A dream that may end in a quick wake-up call
When this long, long, election eventually comes to an end and the votes are counted we will know whether Indian voters have opted for the uncertainty of the promise of a bright new future, or the security of a tired past. Mark Tully writes.
When this long, long, election eventually comes to an end and the votes are counted we will know whether Indian voters have opted for the uncertainty of the promise of a bright new future, or the security of a tired past.

A senior Lucknow journalist got it right when he said to me, “Modi is selling a dream.” The future promised by the dream can be summed up in two words, change and development. But dreams all too often vanish in the harsh light of reality. Modi has been very short on the details of his plans for transforming India’s ramshackle, archaic, administrative machinery into a modern engine that can generate and sustain development. Yet that is the change he has to bring about if he’s to fulfil his promise of development.
The Congress, on the other hand, has urged voters not to take risks, not to trust promises, not to dream dreams, but to vote again for what one disgruntled Congress politician described to me as the tired old issues. In speech after speech Sonia and Rahul Gandhi have appealed to voters to chose the security of their version of secularism, their idea of India, warning that if they don’t India will break. But the Congress has used that threat so often in the past to draw attention away from its failures that voters may well shrug their shoulders and say “we’ve heard all that before”.
Sonia Gandhi looks back to Indira Gandhi’s garibi hatao as the way to win votes. So it’s not surprising that Rahul has been highlighting the Congress’ pro-poor policies, specially the Right to Food. Those policies relieve but don’t remove poverty. They don’t promise change or development.
Then there is Rahul himself, the scion of the Nehru Gandhi family, appealing time and again to past memories of his family in the hope that he can recreate the magical magnetism which drew voters to his grandmother and at one stage to his father too. But times have changed and recent electoral history has shown that the family’s charisma has worn thin. Rahul has been no match for the boisterous super-self-confident Modi in the competition for charisma. Many in the Congress party feel that the charismatic Priyanka should have been chosen as their leader. When she did come out fighting she pushed Rahul off the front pages.
The Congress campaign has been so lack-lustre and backward-looking that it’s widely believed the party is heading for a humiliating defeat. On the other hand, the polls and the media have forecast a Modi wave. The term has been repeated so often that it could well turn out to be a self-fulfilling prophesy. But a wave would sweep over the traditional issues of caste, creed, and candidate and I found them still relevant in the crucial heart of UP. Among many voters I talked to who were calculating caste equations or wondering which way the Muslim vote would go was the local BJP strongman. He assured me there was a Modi wave but went on to say “there’s a problem too — caste”.
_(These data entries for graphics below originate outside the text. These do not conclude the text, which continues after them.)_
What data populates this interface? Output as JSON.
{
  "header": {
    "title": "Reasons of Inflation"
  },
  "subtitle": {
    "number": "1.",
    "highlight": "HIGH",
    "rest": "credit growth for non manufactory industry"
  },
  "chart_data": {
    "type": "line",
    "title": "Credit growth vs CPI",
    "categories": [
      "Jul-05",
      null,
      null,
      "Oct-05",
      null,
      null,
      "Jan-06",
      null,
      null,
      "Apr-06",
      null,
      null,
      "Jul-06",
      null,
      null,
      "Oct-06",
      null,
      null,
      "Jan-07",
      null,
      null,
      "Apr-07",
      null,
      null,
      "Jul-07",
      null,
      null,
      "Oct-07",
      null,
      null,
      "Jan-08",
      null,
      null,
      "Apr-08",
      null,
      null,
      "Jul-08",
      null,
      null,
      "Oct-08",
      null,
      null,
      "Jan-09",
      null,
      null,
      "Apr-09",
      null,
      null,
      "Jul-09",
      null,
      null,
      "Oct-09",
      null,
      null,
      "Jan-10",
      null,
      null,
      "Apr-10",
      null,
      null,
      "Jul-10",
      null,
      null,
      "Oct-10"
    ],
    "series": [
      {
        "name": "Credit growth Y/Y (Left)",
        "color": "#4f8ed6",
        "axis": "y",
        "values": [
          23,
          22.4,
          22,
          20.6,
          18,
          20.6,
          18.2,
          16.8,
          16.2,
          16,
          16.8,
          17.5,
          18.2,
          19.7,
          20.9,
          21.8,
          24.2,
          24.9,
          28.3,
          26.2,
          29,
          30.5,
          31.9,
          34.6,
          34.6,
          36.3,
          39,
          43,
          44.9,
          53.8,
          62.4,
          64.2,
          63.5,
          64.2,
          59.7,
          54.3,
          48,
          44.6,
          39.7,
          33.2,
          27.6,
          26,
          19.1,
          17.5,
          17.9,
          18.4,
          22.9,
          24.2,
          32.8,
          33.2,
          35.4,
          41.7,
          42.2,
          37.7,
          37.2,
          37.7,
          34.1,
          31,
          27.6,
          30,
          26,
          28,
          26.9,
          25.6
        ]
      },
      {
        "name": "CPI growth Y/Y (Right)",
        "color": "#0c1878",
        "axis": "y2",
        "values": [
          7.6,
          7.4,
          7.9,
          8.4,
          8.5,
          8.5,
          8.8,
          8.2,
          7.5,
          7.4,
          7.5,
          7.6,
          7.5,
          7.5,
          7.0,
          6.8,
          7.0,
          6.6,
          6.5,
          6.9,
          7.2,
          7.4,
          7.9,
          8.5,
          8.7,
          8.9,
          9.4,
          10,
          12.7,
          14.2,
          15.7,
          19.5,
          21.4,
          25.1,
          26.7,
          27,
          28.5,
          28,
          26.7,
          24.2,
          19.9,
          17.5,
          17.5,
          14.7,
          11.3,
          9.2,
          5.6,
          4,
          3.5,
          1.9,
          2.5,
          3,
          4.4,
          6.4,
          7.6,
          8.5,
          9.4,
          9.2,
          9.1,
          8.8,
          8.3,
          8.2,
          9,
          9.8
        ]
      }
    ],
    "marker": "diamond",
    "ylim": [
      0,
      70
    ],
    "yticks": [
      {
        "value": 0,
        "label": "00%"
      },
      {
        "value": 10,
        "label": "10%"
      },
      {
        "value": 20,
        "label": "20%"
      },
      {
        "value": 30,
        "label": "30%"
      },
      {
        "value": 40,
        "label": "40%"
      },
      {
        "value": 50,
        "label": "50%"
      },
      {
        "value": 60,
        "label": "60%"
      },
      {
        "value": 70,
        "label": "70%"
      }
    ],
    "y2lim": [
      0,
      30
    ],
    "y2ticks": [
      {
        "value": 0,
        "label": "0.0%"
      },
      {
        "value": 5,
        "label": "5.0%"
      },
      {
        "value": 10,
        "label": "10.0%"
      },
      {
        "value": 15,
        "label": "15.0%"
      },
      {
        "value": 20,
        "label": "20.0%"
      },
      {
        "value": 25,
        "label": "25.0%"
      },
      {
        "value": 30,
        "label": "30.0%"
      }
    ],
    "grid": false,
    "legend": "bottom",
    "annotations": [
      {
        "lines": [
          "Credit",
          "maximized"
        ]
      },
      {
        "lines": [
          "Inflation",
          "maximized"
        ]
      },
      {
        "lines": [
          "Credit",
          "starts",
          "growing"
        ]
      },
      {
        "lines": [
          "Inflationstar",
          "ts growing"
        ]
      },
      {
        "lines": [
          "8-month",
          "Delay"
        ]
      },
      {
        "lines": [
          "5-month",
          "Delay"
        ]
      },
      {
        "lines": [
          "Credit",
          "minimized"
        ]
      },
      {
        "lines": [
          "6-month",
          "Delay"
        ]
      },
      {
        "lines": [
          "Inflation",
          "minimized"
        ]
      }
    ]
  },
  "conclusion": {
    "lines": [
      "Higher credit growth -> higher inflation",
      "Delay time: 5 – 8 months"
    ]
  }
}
Modi himself does not appear confident that there’s a wave which has swept over central UP. Although the BJP president and Lucknow candidate, Rajnath Singh, appealed to voters to rise above caste and creed at the last moment, Modi appealed to caste with his deliberate misinterpretation of Priyanka’s remarks about low-level politics, and to creed with Ram and his temple at Faizabad. A BJP ideologue told me the party is counting on caste to see it through in UP.
If Modi does form the government he will face an angry backlash very quickly unless his dream becomes a reality and he succeeds in doing what no one else has done, changing India.